Mais les startups sont une très petite proportion des entreprises créées. Une startup c’est quelque chose de très spécifique justement: une entreprise financée par du capital risque qui cherche à créer ou à modifier un marché très important.
Pour une *entreprise*, au contraire, être sur une niche est fondamental, ou en tous les cas probablement le meilleur moyen de sécuriser et de pérenniser son activité. Mais la logique de niche est l’inverse de celle d’une startup: profitabilité importante et croissance modérée d’un côté, profitabilité faible (voire nulle) au départ et croissance très importante de l’autre.
L’intersection entre les deux (et ce qui fait que selon moi c’est un faux débat) c’est que, à y bien regarder, toute startup a commencé par une niche, des early adopters qui permettent de raffiner le produit, voire de valider le business model (ou le revenue model en tous les cas), de faire du bouche à oreille, etc. et de servir de point de départ pour partir à la conquête du monde. L’exemple type est Facebook, qui pendant très longtemps était restreint aux étudiants d’un certain nombre d’universités. Aujourd’hui Foursquare, pas disponible à Paris (ARGH!). Mais même Google jusqu’au début des années 2000 était un site d’early adopters, et on sait le rôle que le bouche à oreille a joué dans sa croissance.

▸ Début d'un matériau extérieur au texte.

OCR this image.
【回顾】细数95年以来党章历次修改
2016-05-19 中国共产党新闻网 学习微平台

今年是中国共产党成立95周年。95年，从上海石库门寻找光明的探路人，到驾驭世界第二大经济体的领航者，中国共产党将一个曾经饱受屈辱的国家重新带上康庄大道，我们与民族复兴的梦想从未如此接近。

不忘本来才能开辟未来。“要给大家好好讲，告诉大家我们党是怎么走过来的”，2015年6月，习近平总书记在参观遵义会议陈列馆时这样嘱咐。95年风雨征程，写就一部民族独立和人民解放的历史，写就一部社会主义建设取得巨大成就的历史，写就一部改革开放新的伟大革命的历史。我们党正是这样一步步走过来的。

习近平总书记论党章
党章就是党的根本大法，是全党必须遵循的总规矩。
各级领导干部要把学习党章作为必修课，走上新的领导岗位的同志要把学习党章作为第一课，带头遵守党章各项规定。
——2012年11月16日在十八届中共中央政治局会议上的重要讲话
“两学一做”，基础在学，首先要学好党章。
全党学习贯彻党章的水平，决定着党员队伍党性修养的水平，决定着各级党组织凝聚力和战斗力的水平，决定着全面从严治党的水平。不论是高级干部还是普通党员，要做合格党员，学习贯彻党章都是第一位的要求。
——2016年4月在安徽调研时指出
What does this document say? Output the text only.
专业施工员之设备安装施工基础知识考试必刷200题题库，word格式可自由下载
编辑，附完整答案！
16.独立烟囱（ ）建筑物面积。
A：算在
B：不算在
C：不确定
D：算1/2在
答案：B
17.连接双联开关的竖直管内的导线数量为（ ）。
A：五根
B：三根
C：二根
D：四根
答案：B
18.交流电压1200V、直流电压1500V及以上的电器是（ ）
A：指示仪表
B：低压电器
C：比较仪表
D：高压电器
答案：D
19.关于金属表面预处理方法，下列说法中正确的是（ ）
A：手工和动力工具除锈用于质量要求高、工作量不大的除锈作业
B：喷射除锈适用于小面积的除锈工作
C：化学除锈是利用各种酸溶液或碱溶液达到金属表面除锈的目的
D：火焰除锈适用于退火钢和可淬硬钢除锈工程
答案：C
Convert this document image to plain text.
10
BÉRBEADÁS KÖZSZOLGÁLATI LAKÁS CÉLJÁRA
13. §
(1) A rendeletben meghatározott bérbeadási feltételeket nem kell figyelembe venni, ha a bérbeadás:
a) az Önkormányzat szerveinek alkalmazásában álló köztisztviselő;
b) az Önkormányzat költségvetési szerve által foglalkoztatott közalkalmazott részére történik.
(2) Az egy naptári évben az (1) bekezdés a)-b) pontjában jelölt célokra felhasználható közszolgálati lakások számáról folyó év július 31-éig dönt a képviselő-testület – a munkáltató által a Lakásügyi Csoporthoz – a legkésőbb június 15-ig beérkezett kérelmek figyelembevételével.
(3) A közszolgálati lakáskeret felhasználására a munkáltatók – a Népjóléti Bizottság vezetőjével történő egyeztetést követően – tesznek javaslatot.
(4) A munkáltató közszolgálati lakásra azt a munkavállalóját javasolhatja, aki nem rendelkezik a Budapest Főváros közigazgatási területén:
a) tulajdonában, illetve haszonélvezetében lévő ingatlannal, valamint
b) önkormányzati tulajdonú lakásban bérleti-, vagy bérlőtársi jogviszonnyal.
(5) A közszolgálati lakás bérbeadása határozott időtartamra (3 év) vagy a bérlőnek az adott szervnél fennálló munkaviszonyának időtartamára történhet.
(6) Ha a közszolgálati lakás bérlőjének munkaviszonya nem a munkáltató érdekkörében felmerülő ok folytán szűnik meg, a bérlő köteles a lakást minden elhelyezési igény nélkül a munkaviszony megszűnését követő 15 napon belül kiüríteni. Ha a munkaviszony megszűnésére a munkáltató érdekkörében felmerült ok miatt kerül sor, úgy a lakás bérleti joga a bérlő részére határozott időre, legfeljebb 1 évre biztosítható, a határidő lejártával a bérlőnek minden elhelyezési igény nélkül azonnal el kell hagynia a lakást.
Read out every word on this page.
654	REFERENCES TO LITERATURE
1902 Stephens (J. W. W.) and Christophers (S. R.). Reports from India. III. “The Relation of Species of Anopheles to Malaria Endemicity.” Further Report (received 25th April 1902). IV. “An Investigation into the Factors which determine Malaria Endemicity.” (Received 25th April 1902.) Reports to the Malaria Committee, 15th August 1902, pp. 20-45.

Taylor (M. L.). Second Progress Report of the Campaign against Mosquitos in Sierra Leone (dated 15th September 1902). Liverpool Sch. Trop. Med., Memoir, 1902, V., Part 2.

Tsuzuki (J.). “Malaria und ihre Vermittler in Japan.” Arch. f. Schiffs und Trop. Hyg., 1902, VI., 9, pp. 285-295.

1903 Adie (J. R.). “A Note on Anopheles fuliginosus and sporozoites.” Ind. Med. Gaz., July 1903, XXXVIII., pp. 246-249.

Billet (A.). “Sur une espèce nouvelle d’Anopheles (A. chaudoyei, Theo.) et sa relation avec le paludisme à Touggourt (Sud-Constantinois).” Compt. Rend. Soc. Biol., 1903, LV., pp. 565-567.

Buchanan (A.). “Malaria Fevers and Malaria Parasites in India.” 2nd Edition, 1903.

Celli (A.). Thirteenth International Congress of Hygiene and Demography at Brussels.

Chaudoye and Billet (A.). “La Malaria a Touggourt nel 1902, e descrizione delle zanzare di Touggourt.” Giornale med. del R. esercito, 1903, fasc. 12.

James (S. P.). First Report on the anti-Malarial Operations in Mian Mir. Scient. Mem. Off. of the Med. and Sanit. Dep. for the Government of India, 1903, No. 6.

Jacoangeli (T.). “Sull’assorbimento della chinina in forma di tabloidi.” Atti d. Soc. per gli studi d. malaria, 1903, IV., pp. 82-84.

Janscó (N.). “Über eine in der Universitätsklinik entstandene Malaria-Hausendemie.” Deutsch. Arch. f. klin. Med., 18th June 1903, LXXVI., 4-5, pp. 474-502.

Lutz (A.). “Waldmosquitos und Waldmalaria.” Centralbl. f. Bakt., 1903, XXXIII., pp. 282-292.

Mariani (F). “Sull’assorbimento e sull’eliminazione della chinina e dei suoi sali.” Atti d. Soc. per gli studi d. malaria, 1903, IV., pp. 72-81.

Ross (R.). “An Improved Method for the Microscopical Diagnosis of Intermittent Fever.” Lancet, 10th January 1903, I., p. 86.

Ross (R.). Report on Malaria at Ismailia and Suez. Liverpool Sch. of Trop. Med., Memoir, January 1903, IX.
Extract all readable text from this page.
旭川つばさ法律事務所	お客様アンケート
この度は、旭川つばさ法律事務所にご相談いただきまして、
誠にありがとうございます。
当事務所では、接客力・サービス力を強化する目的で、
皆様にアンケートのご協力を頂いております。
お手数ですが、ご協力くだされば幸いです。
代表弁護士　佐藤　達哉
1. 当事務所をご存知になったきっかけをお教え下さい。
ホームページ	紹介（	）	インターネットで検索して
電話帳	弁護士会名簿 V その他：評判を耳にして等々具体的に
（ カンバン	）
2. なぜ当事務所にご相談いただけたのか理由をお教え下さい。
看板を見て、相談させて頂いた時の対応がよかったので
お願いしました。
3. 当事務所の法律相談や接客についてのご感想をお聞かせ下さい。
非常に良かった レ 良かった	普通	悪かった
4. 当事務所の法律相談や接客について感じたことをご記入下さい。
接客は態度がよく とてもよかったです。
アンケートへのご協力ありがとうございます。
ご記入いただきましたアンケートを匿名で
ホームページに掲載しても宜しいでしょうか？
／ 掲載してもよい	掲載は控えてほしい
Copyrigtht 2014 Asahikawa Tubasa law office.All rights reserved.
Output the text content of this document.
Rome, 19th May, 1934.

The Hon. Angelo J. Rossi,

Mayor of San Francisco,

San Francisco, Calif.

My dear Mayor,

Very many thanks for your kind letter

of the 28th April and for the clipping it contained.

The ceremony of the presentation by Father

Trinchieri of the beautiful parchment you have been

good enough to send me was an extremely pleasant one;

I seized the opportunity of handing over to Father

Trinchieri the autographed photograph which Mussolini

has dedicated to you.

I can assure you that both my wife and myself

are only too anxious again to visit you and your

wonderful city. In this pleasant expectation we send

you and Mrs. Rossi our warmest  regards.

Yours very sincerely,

Donc très souvent (toujours?) il faut que les startups adoptent une activité de niche, au moins au début.
23 octobre 2009 at 8:50
La niche est effectivement pratique au début pour la start-up, mais attention au revenu moyen annuel par client ! Qui dit start-up dit part de marché à conquérir. Qui dit niche dit petit marché. Qui dit petite part d’un petit marché doit dire (assez rapidement) gros « panier moyen » sans quoi la rentabilité n’est pas acquise.